Fisher also shares a personal glimpse into her previous plantation life at times, for example in her recipe for Blackberry Syrup for Dysentery in Children, stating the tried and true syrup is “an old Southern plantation remedy among colored people.”

Published in San Francisco by the Women’s Cooperative Printing Office, What Mrs. Fisher Knows About Old Southern Cooking reflects the high degree of trust on behalf of Fisher and the generosity of the people who helped her.

Good Things to Eat, as Suggested by Rufus: A Collection of Practical Recipes for Preparing Meats, Game, Fowl, Fish, Puddings, Pastries, Etc.
By Rufus Estes, 1911

Slave-born Rufus Estes became one of the best-known chefs in Chicago. A renowned chef for the Pullman Railway Car Service, he was first black railway chef to publish a cookbook, 1911’s Good Things to Eat.

In his introduction, Estes offers a glimpse of American history in the explanation of his name. Born in rural Tennessee in 1857, his last name comes from D.J. Estes, his slave master. History continues as he tells the reader that after emancipation, his family moved to Nashville where he briefly attended school and worked various odd jobs, including milking cows for two dollars a month. At age sixteen he began training in a Nashville restaurant before relocating to Chicago to work for the Pullman Co. in 1883.

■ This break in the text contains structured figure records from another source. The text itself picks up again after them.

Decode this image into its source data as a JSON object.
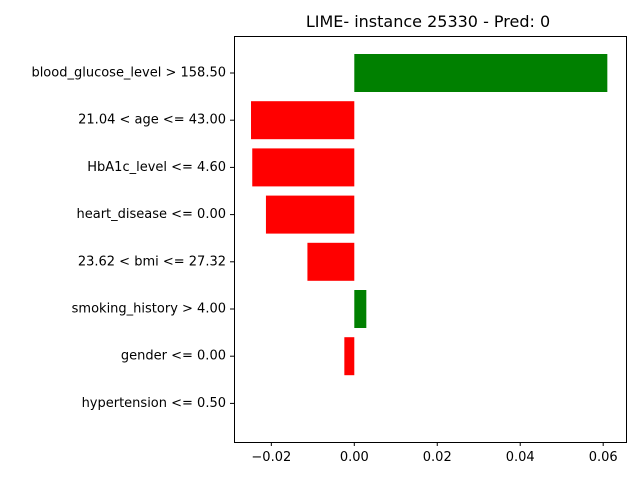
{
  "chart_data": {
    "type": "bar",
    "orientation": "horizontal",
    "title": "LIME- instance 25330 - Pred: 0",
    "xlabel": "",
    "ylabel": "",
    "xlim": [
      -0.029,
      0.0655
    ],
    "xticks": [
      -0.02,
      0.0,
      0.02,
      0.04,
      0.06
    ],
    "xtick_labels": [
      "−0.02",
      "0.00",
      "0.02",
      "0.04",
      "0.06"
    ],
    "categories": [
      "blood_glucose_level > 158.50",
      "21.04 < age <= 43.00",
      "HbA1c_level <= 4.60",
      "heart_disease <= 0.00",
      "23.62 < bmi <= 27.32",
      "smoking_history > 4.00",
      "gender <= 0.00",
      "hypertension <= 0.50"
    ],
    "values": [
      0.061,
      -0.0249,
      -0.0246,
      -0.0213,
      -0.0113,
      0.0029,
      -0.0024,
      0.0
    ],
    "colors": {
      "positive": "#008000",
      "negative": "#ff0000"
    },
    "grid": false,
    "legend": "none"
  }
}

After starting his career as a private car attendant, Estes quickly worked his way into the kitchen of the opulent railway company. Becoming a chef in the VIP dining car was quite a feat considering dining-car chefs were primarily white. In the railway hierarchy, working one’s way to a higher position was nearly impossible for African Americans who typically served as attendants, maids, porters, waiters and valets. But eventually, Estes’ culinary skills were celebrated among the upper classes of the Gilded Age.

In Good Things to Eat, Rufus explains that its nearly six hundred recipes “represent the labor of years…day by day and month by month, under…in many instances, not too favorable conditions.” His small railway kitchen was likely hot and cramped, but the working conditions did not keep him from creating extravagant dishes in addition to comfort food. Pickles and preserves give a nod to his rural Southern roots and sit right at home beside recipes for lobster bisque and steak with bordeaux sauce and bone marrow. His menus were defined by the train’s route, and his cooking was European-inspired infused with American regional ingredients. Industry magnates, American presidents, foreign dignitaries, and celebrities enjoyed his lavish meals.

Estes left Pullman in 1907 to work for U.S. Steel Corporation in Chicago, which was his place of employment when he wrote his cookbook. When Good Things to Eat was published, the Chicago Defender, the city’s African American newspaper, lauded Estes as a master of his craft. Sadly, Estes died in relative obscurity, but not before gracing the world with his culinary skills.